Certainly, it is important for a system to be fault-tolerant on hardware as well as software levels. And software fault tolerance can’t be assured without trustworthy hardware background.
Current methods for software fault tolerance include recovery blocks, N-version programming, and self-checking software. Their application depends on environment settings and characteristics.
Therefore, according to Laura L. Pullum,
Monitoring techniques, atomicity of actions, decision verification, and exception handling may be used to partially tolerate software design faults for Single Version Software Environment (SVSE).
Multiple Version Software Environment (MVSE) requires design diverse techniques which provide independently developed equivalent software to guarantee tolerance to software design faults. This type of design techniques includes recovery blocks (RcB), N-version programming (NVP), and N self-checking programming (NSCP).
Multiple Data Representation Environment (MDRE) involves data diverse techniques which multiple data representation environment and utilize different representations of input data to provide tolerance to software design faults.
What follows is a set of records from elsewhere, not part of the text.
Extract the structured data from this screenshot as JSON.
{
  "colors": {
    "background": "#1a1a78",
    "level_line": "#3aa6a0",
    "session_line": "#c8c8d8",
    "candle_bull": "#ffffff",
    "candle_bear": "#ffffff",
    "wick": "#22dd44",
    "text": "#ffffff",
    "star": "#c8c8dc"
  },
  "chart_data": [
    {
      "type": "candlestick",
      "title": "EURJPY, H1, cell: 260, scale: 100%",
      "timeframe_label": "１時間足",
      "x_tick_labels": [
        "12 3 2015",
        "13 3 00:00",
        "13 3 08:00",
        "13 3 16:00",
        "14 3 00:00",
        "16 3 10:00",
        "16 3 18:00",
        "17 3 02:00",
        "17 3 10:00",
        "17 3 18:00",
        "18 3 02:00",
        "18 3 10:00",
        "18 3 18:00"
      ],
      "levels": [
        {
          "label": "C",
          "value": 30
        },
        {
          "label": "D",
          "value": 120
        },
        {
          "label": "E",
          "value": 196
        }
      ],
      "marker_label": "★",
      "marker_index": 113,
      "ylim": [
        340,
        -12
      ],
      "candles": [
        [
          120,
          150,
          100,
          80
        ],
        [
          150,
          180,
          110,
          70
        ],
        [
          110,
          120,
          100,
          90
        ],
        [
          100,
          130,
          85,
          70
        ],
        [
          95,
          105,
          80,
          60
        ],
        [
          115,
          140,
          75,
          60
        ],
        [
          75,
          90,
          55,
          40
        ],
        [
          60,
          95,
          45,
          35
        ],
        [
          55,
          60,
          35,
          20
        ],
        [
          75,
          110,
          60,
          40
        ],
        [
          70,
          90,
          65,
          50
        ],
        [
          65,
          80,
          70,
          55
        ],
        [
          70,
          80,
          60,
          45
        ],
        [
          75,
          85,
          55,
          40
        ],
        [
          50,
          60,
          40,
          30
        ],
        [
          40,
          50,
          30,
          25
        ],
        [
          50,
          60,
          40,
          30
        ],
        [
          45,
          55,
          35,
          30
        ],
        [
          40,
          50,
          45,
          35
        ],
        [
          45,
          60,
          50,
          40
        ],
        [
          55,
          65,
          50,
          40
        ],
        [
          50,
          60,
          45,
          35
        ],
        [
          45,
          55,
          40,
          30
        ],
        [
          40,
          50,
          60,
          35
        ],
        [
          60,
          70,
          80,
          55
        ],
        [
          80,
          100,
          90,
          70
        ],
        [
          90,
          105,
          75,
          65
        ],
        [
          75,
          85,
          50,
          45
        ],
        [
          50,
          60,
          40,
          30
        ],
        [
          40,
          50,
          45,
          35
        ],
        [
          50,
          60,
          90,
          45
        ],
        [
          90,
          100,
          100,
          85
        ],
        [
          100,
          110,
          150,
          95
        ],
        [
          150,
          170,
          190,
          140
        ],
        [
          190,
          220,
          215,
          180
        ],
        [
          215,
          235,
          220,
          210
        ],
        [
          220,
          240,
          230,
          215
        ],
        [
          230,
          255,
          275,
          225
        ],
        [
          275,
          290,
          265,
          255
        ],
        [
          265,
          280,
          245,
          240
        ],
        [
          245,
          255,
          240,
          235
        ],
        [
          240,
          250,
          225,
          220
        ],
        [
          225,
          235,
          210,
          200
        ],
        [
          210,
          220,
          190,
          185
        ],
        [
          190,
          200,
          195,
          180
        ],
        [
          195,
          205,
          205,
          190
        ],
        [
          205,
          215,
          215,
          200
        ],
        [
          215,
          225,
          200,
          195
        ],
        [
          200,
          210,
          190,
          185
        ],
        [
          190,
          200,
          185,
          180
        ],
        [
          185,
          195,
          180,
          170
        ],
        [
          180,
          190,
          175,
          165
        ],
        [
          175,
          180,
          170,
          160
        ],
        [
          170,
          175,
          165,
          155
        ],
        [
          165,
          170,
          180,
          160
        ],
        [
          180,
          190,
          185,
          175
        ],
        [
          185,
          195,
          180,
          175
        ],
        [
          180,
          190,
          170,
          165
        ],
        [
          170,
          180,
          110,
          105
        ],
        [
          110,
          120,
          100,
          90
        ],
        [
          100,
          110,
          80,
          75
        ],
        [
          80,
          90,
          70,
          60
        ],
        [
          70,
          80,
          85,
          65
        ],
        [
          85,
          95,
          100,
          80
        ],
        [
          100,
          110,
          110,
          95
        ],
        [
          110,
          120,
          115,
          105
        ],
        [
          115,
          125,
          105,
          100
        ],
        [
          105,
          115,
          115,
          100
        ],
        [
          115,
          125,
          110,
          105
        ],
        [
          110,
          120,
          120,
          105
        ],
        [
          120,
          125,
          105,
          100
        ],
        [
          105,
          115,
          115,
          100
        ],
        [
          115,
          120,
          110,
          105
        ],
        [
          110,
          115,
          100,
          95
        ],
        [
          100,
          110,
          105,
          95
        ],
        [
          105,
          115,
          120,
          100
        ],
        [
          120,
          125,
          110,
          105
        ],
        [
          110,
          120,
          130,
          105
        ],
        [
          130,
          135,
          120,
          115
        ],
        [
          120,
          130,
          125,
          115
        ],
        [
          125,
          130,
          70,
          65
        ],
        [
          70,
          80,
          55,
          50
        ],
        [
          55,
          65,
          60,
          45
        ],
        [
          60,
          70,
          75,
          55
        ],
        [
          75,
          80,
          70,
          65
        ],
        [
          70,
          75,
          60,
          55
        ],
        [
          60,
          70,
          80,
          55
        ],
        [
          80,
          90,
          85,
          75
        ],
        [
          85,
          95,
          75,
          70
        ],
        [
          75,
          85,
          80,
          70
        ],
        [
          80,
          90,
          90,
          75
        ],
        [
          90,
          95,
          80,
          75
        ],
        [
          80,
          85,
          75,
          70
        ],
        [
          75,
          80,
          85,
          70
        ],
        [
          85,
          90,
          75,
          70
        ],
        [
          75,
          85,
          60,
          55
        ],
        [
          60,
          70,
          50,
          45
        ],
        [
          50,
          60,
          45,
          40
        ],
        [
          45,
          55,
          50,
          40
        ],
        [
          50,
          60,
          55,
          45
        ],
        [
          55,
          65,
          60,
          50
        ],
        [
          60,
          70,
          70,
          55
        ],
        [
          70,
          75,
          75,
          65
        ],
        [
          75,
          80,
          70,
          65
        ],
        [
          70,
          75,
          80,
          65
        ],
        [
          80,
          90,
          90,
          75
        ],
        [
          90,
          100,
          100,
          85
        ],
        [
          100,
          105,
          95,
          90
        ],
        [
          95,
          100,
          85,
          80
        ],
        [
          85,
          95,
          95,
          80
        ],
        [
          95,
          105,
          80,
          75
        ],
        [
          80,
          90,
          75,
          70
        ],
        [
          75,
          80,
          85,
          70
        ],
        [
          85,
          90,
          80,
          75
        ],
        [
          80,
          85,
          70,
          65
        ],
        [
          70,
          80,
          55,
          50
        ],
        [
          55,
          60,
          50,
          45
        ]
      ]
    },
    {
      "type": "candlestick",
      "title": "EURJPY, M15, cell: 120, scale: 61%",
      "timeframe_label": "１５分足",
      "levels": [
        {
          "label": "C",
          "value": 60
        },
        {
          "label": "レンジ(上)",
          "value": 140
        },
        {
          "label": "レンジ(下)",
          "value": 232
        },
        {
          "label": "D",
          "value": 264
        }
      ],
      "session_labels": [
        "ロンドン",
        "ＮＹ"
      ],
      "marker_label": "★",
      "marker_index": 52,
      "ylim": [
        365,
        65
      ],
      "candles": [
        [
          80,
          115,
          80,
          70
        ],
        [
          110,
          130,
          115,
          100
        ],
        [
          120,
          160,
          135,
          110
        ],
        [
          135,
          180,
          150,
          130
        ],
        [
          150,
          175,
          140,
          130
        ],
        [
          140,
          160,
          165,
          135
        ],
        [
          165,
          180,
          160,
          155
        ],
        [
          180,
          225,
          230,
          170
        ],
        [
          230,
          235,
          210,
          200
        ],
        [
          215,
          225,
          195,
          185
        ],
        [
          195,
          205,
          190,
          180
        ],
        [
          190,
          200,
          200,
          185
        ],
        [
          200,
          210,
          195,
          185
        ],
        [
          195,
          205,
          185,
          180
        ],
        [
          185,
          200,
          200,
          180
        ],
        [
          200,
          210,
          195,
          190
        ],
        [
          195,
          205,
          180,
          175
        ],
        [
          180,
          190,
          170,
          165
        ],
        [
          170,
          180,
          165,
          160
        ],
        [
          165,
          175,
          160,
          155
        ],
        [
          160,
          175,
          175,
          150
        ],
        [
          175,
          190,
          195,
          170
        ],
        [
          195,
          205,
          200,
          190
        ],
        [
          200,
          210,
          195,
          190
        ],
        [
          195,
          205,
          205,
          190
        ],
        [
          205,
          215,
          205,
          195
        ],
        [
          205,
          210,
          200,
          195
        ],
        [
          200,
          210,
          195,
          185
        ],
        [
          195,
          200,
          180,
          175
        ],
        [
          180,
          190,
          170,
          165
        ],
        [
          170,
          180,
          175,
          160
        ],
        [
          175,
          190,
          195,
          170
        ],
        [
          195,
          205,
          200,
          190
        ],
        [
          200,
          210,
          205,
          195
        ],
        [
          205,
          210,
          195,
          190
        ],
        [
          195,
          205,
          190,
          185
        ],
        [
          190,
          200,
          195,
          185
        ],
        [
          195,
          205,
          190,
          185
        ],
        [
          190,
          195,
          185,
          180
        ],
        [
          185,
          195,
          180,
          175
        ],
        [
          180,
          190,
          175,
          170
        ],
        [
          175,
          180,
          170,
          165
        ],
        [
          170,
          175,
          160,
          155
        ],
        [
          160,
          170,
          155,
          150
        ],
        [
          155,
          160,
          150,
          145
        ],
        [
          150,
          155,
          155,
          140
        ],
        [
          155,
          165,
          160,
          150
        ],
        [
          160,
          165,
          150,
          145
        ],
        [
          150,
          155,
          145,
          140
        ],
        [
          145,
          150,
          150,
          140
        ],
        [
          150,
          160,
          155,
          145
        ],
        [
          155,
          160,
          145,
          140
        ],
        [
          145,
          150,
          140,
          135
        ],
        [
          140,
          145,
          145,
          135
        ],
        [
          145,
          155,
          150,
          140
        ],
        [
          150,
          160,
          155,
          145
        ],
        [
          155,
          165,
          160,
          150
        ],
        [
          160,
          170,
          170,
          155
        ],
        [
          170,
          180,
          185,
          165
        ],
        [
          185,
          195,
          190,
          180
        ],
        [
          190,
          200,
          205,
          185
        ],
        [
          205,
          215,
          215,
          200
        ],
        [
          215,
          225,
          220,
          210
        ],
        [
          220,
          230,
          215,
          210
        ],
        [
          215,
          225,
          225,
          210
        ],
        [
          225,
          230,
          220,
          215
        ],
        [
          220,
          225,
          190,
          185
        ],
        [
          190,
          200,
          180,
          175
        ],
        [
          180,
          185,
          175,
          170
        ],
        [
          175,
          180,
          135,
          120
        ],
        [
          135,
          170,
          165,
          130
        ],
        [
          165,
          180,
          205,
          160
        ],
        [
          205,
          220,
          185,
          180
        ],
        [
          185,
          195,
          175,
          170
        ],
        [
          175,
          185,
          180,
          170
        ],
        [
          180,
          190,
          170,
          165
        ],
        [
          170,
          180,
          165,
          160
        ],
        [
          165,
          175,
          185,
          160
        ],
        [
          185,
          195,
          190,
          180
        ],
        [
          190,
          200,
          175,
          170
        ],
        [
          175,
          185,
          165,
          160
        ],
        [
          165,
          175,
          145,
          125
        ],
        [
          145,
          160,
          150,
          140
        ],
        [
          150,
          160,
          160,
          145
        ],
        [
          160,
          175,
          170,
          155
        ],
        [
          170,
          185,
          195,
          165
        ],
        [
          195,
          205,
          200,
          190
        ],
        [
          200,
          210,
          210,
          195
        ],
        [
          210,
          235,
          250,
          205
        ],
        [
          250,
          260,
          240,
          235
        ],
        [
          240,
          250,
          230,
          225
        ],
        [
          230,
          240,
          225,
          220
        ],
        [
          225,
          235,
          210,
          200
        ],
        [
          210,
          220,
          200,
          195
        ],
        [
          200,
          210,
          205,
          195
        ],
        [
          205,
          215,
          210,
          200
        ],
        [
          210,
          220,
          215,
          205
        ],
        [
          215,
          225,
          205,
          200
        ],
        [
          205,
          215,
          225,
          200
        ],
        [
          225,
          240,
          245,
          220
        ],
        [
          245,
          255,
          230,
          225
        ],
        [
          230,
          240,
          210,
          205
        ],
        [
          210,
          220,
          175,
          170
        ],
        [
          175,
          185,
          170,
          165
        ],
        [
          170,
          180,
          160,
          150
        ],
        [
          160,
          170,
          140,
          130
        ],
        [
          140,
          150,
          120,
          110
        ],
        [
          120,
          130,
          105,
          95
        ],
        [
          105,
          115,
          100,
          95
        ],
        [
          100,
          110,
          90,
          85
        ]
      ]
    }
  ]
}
Examples of such techniques include retry blocks (RtB), N-copy programming and N-self-checking Programming.
But the main challenge that persists within developing a fault-tolerant products is a controversy between redundancy requirements and economy situation. Redundancy has its high price associated with operating cost (performance), development cost, as well as additional complexity. In point of fact, providing hardware redundancy is much cheaper because faults of hardware are often expected to be independent and due to wear, plus producing of identical hardware units is cheaper than developing diverse designs to tolerate software to faults.
And, as a conclusion, let us all remember, that fault tolerance is not an alternative to performing regular backups.